Tesla’s stock has been also affected by the decline in equity markets, which Musk relies on to finance his bid. Tesla shares account for most of Musk’s $224 billion fortune.
A margin loan tied to Tesla’s valuation is part of the financing for the Twitter deal. Media reports claim that Musk has $6.25 billion of debt. However, he is seeking additional equity investors to lower the loan. Fortune estimates that Musk would be able to withstand a drop of Tesla’s stock price up to $420 per share. Below this level, he wouldn’t be able to finance Twitter’s debt financing.
Tesla shares dropped to $724 Monday. According to Bloomberg Billionaires Index, Musk’s fortune has been shaved by a $46 billion drop in stock prices this year.
Zino said that he would not hesitate to negotiate Twitter’s price, even though it could cost Musk a penalty or the $1 million breakup fee stipulated by the purchase agreement.

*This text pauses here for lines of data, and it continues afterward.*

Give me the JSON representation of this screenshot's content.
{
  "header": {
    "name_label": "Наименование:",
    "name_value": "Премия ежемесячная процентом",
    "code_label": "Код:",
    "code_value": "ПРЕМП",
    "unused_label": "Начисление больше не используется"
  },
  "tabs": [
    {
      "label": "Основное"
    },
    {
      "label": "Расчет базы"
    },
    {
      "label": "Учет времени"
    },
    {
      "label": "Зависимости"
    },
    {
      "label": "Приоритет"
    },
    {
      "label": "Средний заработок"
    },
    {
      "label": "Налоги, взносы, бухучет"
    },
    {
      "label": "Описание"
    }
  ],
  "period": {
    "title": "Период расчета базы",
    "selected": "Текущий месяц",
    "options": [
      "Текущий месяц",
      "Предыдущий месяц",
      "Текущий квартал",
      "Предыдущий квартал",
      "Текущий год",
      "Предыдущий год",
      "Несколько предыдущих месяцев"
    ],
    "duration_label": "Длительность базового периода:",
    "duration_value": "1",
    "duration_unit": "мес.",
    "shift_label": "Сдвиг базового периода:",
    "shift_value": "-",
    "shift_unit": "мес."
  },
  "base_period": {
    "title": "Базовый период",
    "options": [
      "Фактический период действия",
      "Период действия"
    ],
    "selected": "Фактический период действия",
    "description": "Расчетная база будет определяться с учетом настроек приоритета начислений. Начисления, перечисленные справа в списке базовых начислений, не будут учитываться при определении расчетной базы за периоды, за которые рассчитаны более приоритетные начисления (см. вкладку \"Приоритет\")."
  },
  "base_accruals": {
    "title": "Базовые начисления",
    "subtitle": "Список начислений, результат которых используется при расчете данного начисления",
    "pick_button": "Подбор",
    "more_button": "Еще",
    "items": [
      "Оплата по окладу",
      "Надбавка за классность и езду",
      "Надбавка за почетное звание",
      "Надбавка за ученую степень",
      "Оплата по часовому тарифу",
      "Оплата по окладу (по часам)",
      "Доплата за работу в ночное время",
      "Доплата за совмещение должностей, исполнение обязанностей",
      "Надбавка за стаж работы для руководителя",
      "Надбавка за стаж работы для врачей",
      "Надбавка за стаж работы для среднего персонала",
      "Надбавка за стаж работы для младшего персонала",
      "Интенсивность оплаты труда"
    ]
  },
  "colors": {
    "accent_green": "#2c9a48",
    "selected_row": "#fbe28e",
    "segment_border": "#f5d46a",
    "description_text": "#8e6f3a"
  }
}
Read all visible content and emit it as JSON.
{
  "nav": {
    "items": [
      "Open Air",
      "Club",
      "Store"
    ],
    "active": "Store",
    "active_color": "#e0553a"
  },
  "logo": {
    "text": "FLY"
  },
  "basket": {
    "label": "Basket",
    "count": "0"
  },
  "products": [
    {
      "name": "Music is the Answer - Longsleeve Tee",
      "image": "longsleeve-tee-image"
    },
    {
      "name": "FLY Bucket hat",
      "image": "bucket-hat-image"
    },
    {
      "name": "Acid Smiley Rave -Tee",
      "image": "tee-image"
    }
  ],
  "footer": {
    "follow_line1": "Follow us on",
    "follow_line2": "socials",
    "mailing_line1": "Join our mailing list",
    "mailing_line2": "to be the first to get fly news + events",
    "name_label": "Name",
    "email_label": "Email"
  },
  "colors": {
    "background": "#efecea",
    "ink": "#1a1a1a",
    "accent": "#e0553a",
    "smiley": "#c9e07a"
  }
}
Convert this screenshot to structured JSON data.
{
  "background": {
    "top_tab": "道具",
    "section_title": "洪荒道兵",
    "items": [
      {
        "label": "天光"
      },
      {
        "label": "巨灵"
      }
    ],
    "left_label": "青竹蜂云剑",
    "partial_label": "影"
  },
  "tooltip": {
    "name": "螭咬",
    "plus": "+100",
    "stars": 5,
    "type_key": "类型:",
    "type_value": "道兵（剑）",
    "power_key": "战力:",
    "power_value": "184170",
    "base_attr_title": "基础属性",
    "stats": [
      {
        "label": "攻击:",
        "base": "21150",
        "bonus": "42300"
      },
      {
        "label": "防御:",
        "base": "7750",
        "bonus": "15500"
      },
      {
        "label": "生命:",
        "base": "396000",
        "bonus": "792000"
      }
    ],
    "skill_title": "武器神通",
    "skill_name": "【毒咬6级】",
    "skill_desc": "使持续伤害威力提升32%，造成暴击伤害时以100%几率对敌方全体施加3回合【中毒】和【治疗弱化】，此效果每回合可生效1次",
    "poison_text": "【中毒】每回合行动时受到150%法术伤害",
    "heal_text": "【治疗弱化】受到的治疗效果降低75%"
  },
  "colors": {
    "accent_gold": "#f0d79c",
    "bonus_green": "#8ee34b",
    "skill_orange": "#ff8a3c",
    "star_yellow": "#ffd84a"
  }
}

Zino stated that it was only natural for Zino to make every effort to gain leverage and open up possibilities to revise or walk away from the price.
Ives stated that Twitter will continue to feel the pressure to accept a lower cost because it doesn’t have other options.
He wrote that the “Twitter Board is in a difficult spot with no other waiting at the altar.” Twitter knows that there will be no other financial/strategy bidder to get this deal.
Twitter stock fell after Musk put off the deal, which reflects investor uncertainty. Ives estimated that Musk’s completion probability is below 50%. Zino believes the deal will close. However, he admits that there is no guarantee given Musk’s unpredictable nature.
Zino stated, “When it comes Elon Musk you never really know.”
“I believed that the greatest risk was Elon Musk having a change in heart. I still believe that this is the greatest risk to the deal being done.”